Insurance companies are just beginning to acknowledge the possible benefits of utilizing data aside from what is traditionally used as a measure of risk. To expedite this process, it is vital to invest in innovative ways to collect behavioral information and deploy nimble tools that will provide us with insight into potential risks. It’s time for insurance providers to reclaim their essential part within our innovation system — being at the forefront of enabling society to gain access to new innovations and successfully confronting any issues caused by sources of uncertainty.

Today, people are used to getting whatever they want within a few hours or less. This is not limited to physical objects: people also want immediate cost estimates for services, fast access to digital media, and quick responses from qualified experts when they have questions.

Speed has become such an important aspect to customers that they are now willing to spend more money for a speedy service. If your company doesn’t provide a fast customer experience, you can be positive that other businesses do – which will then lead to your company losing prospective and current customers.

Speed equals satisfaction in insurance

Quick issue resolution is a significant part of customer satisfaction and retention when it comes to insurance companies. People generally don’t like waiting, not even for a few minutes on hold, which can consequently lead to a negative Customer Satisfaction Score (CSAT).

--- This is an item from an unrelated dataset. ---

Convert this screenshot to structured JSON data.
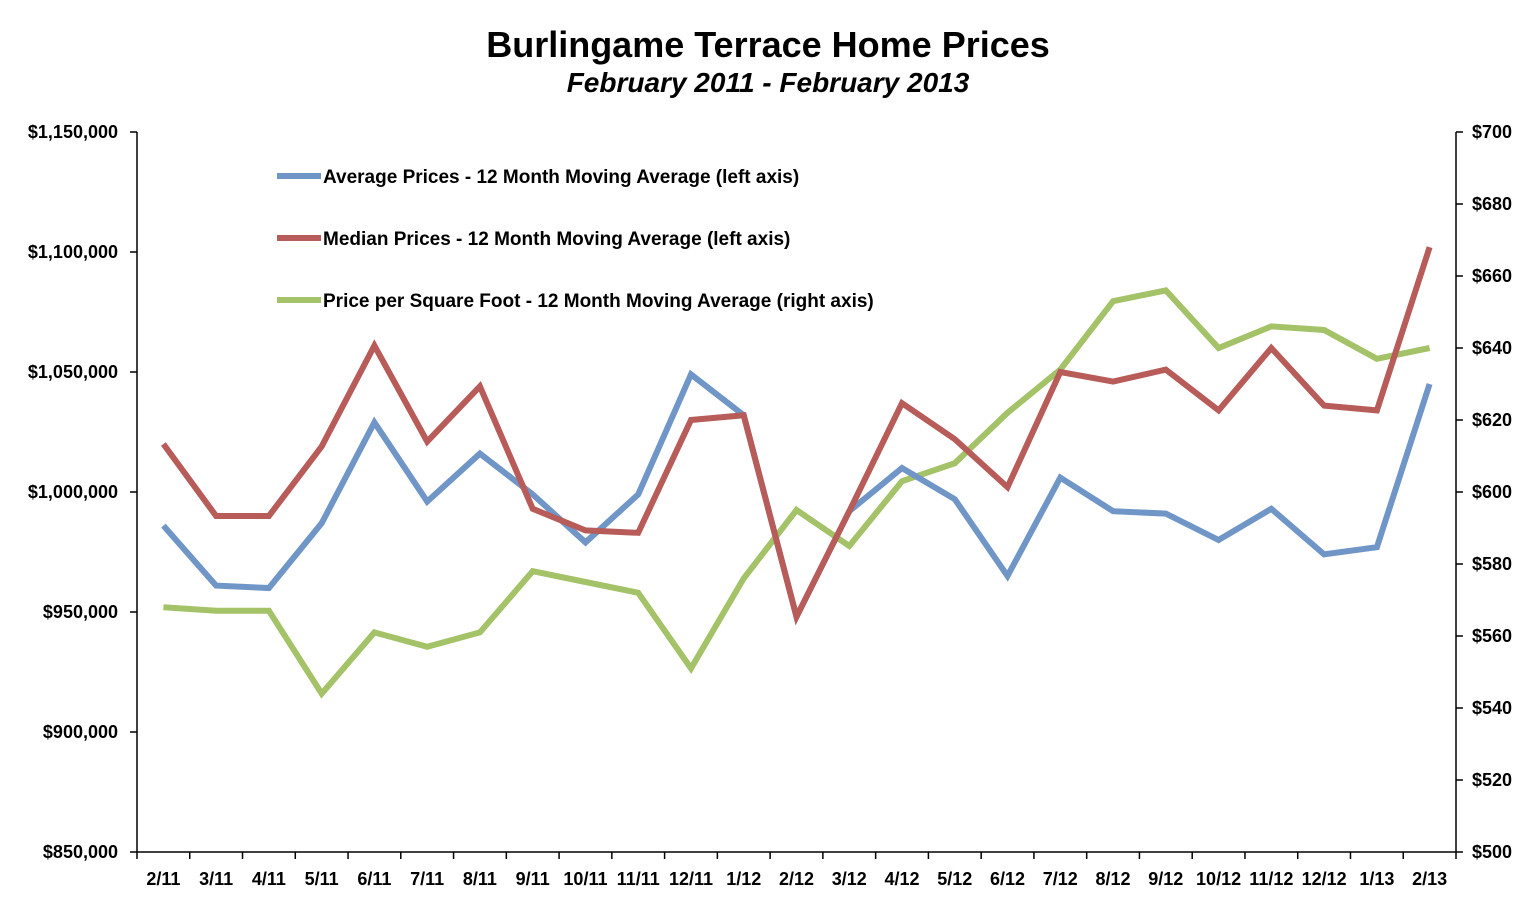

The insurance industry SMS messaging provider “Hi Marley” found that the quickest time to first contact (TTFC) led to higher success rates for claims adjusters. Out of all their performers, those who reached out to clients within three minutes had an 80 percent chance of making initial contact within three and a half hours. However, it was noted that those at the bottom of the performance scale took up to two days before contacting customers- severely hurting any chances or relations with them.

What many don’t know is how much of an impact speed can have on not only customer satisfaction but also profitability. The Hi Marley study discovered that, generally, the best-performing claims adjusters were able to close out claims 10 percent faster than the lowest performers. This meant completing each claim three days sooner, on average.

If you want to improve your business in various ways, then get rid of any processes that frequently cause problems. This may involve employees being able to do more in a shorter amount of time or expanding their volume of work without needing extra staff members. By taking out these delays in your processes, everyone will likely be happier with their job and customers will enjoy the service they receive.

Insurance has a speed issue

According to a PwC 2018 study, nearly 80% of global survey participants said that “speed, convenience, knowledgeable help, and friendly service” were vital for an excellent customer experience. Customers think the insurance industry should prioritize these traits 18 points higher than where they currently stand.

The insurance industry is notoriously slow and Hi Marley’s data on claims satisfaction supports this conclusion. Part of the poor customer experience that insurance consumers have is due to the slowness of the industry.

Altogether, it is clear that the insurance industry’s lagging customer experience is evidently due to its inability to keep pace with customer expectations.

Increasing speed with modern insurance technology

By using SMS technology, insurance companies were able to dramatically increase customer satisfaction rates. This same concept can be applied to other areas of the business in order to speed up processes and maximize efficiency.

LenderDock takes speed and efficiency seriously and works to automate all processes for minimal human intervention.  While “old school” workflows included the manual tasks of phone calls and fax machines, there’s no need for this type of insurance communication in the 21st century.  LenderDock believes that the resources freed up from these kinds of tasks can be better allocated for meaningful provider or client tasks.